Artificial intelligence researchers at Facebook have figured out how to train their AI models for image recognition at eye-popping speeds.

Pieter Noordhuis, software engineer, Facebook

The company announced the results of the effort to speed up training time at the Data@Scale event in Seattle this morning. Using Facebook’s custom GPU (graphics processing unit) hardware and some new algorithms, researchers were able to train their models on 40,000 images a second, making it possible to get through the ImageNet dataset in under an hour with no loss of accuracy, said Pieter Noordhuis, a software engineer at Facebook.

“You don’t need a proper supercomputer to replicate these results,” Noordhuis said.

The system works to associate images with words, which is called “supervised learning,” he said. Thousands of images from a training set are assigned a description (say, a cat) and the system is shown all of the images with an associated classification. Then, researchers present the system with images of the same object (say, a cat) but without the description attached. If the system knows it’s looking at a cat, it’s learning how to associate imagery with descriptive words.

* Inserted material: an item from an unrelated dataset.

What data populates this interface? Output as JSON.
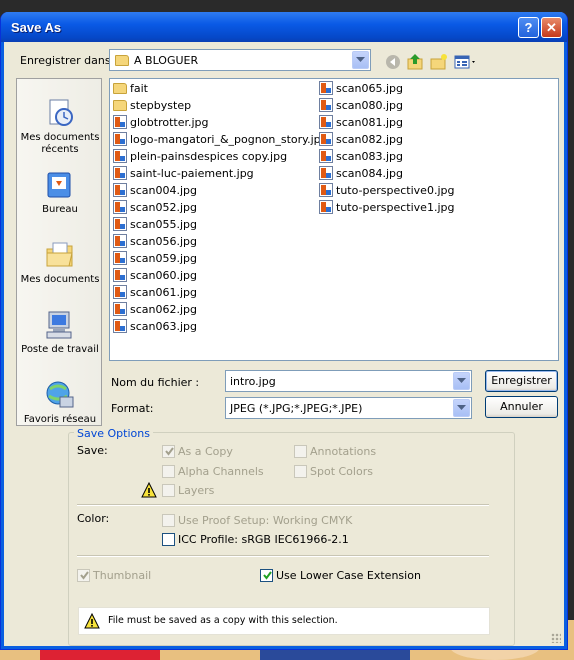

The breakthrough allows Facebook AI researchers to start working on even bigger datasets; like, say, the billions of things posted to its website every day. It’s also a display of Facebook’s hardware expertise; the company made sure to note that its hardware is open-source, “this means that for others to reap these benefits, there’s no need for incredibly advanced TPUs,” it said in a statement throwing some shade at Google’s recent TPU announcement at Google I/O.